「ほら、ボクの言った通りやったやん」





コツ、コツとタイルの床をゆっくりと鳴らしながら、男はうずくまるわたしの前に現れた。




「愚かやね、キミも」





暗く冷たい無機質な部屋に男の至極愉快そうな声が響く。
煩い。黙って。
お願いだから黙って。
いまはあなたの声を聞きたくない。



「いややなぁ、いつまでそうしとるん?」




あなたがにくい。
どうしようもないぐらい、
あなたがにくい。





「見てもうたんやろ?」
「……やめて」
「キミの愛したあの男が、」
「やめてっ!」
「キミを裏切る、その瞬間を」
「ちがっ」
「何が違うん?寝てたやん、よりにもよってキミが忌み嫌うあの女と」
「……」
「ねえ、何が違うん?」






どんなに耳を塞いだって、
どんなにやめてと請うたところで、
それはまったくの無意味な抵抗だった。

吐き気がするほど不愉快なその声は、けっきょくはわたしの中まで届き
逃げ出したいような真実はことばとなって、現実のものなのだとわたしに再確認をさせる。
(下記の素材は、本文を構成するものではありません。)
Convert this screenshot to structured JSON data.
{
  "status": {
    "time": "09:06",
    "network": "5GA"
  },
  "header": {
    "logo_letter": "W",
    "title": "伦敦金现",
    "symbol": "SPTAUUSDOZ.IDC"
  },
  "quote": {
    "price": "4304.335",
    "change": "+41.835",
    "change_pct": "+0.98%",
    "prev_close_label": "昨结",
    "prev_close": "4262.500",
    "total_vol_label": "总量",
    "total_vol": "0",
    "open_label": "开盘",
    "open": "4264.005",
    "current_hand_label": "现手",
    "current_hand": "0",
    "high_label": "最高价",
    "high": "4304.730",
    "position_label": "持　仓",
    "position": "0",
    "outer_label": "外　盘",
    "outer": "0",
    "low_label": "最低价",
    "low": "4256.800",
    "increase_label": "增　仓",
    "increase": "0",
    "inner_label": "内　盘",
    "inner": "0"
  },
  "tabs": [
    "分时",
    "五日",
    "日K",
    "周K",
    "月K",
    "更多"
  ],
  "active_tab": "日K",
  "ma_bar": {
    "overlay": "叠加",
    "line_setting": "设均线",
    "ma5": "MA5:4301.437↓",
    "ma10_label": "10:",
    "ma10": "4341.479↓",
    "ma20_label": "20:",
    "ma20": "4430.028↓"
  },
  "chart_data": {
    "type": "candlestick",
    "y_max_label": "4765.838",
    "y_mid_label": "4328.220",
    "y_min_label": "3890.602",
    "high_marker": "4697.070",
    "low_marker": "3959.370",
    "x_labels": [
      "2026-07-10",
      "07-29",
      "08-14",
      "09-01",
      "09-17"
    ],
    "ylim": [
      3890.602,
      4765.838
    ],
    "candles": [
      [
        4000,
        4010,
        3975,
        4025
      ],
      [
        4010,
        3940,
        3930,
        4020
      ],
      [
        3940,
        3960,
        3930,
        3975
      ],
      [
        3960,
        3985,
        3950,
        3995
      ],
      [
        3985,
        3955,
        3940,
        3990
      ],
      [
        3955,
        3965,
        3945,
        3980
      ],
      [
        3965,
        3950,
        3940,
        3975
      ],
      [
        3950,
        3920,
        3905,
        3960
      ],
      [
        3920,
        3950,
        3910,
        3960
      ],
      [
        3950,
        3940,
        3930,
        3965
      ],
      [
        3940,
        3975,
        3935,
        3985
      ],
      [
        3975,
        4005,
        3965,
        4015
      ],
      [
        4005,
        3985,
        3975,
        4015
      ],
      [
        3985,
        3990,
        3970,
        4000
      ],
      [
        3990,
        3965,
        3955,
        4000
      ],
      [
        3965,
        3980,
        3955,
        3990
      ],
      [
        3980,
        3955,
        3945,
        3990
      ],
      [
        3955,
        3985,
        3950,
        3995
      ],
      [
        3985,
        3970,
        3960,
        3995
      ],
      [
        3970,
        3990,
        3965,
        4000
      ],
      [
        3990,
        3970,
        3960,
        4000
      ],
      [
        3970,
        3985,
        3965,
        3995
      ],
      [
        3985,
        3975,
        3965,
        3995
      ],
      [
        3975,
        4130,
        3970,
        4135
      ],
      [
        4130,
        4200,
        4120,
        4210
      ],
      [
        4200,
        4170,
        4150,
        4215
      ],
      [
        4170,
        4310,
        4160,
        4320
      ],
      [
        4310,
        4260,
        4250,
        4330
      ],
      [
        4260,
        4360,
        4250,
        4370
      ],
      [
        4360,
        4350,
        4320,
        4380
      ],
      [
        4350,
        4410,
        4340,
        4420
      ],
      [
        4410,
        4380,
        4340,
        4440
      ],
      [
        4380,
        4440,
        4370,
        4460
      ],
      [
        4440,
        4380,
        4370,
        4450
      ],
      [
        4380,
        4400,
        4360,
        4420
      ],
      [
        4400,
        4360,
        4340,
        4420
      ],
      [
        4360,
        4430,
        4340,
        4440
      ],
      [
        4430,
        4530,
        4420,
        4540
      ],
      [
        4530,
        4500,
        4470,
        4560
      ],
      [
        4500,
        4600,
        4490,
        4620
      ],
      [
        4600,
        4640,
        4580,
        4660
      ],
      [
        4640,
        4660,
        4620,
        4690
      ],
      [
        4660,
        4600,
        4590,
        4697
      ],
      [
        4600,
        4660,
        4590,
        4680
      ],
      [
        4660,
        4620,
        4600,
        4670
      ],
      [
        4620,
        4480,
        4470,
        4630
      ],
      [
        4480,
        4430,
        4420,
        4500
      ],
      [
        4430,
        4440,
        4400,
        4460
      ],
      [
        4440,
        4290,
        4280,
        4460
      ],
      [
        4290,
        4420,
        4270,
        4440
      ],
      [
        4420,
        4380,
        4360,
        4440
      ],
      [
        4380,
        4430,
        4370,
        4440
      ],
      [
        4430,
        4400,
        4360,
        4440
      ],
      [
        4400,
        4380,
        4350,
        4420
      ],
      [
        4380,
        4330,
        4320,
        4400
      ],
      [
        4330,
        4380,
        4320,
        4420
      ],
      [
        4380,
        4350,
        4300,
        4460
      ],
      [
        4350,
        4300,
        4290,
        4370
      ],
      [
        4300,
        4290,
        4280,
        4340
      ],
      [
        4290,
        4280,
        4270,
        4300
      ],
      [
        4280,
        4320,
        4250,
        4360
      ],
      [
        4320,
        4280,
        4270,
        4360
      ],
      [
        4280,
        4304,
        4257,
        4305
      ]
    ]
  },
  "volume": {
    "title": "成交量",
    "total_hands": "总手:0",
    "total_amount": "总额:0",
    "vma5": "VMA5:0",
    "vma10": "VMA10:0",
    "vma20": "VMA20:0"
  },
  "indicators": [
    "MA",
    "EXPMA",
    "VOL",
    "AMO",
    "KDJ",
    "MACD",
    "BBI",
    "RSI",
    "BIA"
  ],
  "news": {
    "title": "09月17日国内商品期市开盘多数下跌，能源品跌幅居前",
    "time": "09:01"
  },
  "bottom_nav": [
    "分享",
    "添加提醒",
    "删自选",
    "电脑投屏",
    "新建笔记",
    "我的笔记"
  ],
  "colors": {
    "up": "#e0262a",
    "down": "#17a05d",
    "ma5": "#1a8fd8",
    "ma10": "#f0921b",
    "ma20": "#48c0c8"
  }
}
男はしゃがみ込み、わたしの顎をくっと持ち上げてから涙で頬にへばり付いた髪のひとつひとつを丁寧
によけた。





「あーあ。こないになってもうて。ほんまに、愚かやなあ」





わたしの顔をまじまじと覗き込む男を睨み付けると、男は楽しそうにクスクスと笑った。




「やけどボク、キミのそんな表情もたまらなく好きや」




にくい。あなたがにくい。

すべてが、この男の忠告通りとなった。
男のことばを受け止めなかったわたしが愚かだったというの?
信じたくなかった。だってわたしは信じていたから。彼を、信じていたから。

なぜあなたはそうやってわたしの不幸を嘲るの?

何もかもすべて知っているようなその瞳が、愚かなわたしを見下すようなその口元が、
にくくてにくくて仕方がない。






「やから言ったやん。ボクだけを見てればええって」






この世のすべてのふこうを投げつけたいほど。
わたしのくるしみもいたみもかなしみも全部おわせたいほど。






「ボクだけを信じたらええって」





にくくて仕方がないはずなのに、




「なあ、ちゃん」





急にそんな憐れんだ目で。やさしい声で。





「……?」





わたしをみつめないで。

わたしのなまえをよばないで。























ふりほどきたいはずなのに、




ふいに抱きしめられた温もりで
どうにかなってしまいそうだった。
いまはあなたの温もりがいたいほどに、ここちよい。